Ne pas déshabiller le secondaire

Livrées à elles-mêmes lors du confinement, les infirmières scolaires ne sont guère mieux traitées par le protocole de déconfinement publié début mai par le ministère de l’Éducation nationale, dont elles sont quasi absentes, comme s’en émeut le Snics qui exprime sa « totale incompréhension de voir minorer le rôle primordial des infirmières ». Alors que le syndicat souhaitait pouvoir prescrire des tests de dépistage du Covid-19, non seulement le Gouvernement n’a pas retenu cette option, mais l’IDE n’est même pas le premier recours cité en cas de suspicion de contamination (5). Autre inquiétude : le projet ministériel de redéployer les postes du second vers le premier degré. « Il serait très dangereux de déshabiller le secondaire, prévient Saphia Guereschi, secrétaire générale du Snics. Plus le confinement dure, plus il est important que l’IDE scolaire, même à distance, puisse travailler avec les élèves, aller à la recherche des décrocheurs pour limiter la casse en septembre. » « On pense que les lycéens sont grands, mais il y a un gros travail de prévention à faire, beaucoup de rumeurs à rectifier », abonde Julia Soriano, infirmière au lycée Flaubert de Rouen, en Seine-Maritime. « Pour ces ados, se retrouver sept jours sur sept avec les parents pendant des mois, privés des copains, cela peut être source d’un mal-être important », relève-t-elle. « La politique de saupoudrage et redéploiements en cours » est la conséquence du « manque criant de moyens, préexistant à la crise sanitaire », pointe le Snics, lequel estime qu’« il faudrait tripler » les effectifs « pour atteindre environ 22000 postes » (6). Des doléances que les syndicats auront l’occasion d’exposer cet été dans les groupes de travail annoncés par le ministère de l’Éducation pour préparer la rentrée prévue en septembre.

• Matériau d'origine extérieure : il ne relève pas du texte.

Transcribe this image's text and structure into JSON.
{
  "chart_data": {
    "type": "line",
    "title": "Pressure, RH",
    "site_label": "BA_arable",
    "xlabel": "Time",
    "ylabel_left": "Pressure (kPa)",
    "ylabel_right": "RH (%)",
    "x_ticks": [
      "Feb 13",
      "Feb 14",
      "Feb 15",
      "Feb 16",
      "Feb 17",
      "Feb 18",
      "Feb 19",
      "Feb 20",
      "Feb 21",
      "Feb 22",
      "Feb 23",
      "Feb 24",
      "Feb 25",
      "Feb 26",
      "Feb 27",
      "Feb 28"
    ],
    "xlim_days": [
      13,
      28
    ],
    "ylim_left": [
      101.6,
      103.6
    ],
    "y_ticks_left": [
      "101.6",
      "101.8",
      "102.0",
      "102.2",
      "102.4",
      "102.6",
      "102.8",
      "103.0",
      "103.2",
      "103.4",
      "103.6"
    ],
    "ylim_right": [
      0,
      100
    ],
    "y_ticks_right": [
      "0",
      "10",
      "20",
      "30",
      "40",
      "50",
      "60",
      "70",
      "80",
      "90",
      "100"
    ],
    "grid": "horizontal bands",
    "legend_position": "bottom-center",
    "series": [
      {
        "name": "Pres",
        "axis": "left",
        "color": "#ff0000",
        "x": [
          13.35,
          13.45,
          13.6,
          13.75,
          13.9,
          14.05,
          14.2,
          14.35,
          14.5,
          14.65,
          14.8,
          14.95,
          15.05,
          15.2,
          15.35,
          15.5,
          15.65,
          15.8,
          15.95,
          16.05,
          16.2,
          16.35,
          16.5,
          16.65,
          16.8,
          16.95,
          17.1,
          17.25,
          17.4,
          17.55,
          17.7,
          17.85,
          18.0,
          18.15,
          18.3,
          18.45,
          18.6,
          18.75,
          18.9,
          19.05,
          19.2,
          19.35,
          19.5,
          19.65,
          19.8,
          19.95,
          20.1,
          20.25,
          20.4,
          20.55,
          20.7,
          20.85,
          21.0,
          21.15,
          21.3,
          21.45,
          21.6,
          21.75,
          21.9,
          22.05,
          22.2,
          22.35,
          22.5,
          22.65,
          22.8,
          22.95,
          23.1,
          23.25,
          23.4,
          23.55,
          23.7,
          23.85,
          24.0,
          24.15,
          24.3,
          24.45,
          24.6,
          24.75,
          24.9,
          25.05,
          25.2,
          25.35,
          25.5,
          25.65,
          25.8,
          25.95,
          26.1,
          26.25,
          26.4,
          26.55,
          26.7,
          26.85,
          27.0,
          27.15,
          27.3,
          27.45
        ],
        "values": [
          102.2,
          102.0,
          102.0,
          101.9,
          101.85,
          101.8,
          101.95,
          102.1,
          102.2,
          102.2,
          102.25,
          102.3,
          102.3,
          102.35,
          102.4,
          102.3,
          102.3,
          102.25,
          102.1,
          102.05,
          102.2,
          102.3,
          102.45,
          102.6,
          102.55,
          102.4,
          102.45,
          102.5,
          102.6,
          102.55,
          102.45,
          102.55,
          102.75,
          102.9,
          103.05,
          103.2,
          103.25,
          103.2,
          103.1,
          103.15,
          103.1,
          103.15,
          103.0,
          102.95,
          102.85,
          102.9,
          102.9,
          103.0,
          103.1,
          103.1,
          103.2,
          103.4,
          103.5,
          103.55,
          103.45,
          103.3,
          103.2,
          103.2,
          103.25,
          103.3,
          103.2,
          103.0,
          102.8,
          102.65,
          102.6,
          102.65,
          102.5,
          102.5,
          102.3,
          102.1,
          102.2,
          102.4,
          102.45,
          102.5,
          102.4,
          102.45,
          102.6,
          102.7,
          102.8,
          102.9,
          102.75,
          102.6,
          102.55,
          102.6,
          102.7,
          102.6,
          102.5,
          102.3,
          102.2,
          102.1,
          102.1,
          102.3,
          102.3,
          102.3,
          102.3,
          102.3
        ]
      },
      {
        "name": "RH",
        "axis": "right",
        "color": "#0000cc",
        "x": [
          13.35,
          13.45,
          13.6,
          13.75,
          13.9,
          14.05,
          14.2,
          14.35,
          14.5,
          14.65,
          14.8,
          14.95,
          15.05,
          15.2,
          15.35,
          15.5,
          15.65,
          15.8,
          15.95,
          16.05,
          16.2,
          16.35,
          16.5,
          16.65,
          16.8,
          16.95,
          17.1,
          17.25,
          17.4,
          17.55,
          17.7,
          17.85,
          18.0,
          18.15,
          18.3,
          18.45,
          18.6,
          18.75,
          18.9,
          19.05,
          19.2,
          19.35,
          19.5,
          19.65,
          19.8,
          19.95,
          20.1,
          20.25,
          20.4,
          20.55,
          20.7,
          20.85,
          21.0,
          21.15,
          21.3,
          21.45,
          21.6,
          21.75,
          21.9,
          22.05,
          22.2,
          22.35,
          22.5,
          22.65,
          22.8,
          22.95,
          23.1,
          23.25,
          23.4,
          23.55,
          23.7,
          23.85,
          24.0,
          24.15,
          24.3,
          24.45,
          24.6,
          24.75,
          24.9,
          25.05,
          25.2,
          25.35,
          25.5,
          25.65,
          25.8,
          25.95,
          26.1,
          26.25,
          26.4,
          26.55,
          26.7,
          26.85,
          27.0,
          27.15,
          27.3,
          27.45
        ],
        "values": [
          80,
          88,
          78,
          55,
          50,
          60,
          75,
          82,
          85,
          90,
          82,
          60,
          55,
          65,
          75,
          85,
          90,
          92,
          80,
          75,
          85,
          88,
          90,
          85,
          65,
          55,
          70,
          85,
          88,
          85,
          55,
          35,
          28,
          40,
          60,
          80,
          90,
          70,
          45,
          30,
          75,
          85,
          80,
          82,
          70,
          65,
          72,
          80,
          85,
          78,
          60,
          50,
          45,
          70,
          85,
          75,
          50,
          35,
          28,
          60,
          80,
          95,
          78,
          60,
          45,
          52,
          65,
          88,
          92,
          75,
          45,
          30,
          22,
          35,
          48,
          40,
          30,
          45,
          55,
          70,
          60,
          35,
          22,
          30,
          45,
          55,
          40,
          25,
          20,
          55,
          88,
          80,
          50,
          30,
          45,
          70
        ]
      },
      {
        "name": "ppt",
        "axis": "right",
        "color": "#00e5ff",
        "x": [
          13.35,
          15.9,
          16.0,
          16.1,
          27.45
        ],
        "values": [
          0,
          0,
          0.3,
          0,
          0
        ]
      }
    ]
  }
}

1- Syndicat national des infirmières conseillères de santé de la Fédération syndicale unitaire.

2- Pronote et l’Environnement numérique de travail sont des logiciels de la vie scolaire des établissements du second degré.

3- Syndicat national des infirmières éducatrices en santé de l’Union nationale des syndicats autonomes.

4- À lire sur : bit.ly/2zUfwsI

5- Selon le protocole, c’est le chef d’établissement qui doit gérer les cas suspects.

6- Il y a actuellement quelque 7700 postes d’infirmières de l’Éducation nationale devant élèves pour accueillir, accompagner et répondre aux besoins de santé des près de 12 millions d’élèves et d’étudiants des 7815 établissements publics du second degré, des 45401 écoles publiques ainsi que de toutes les universités.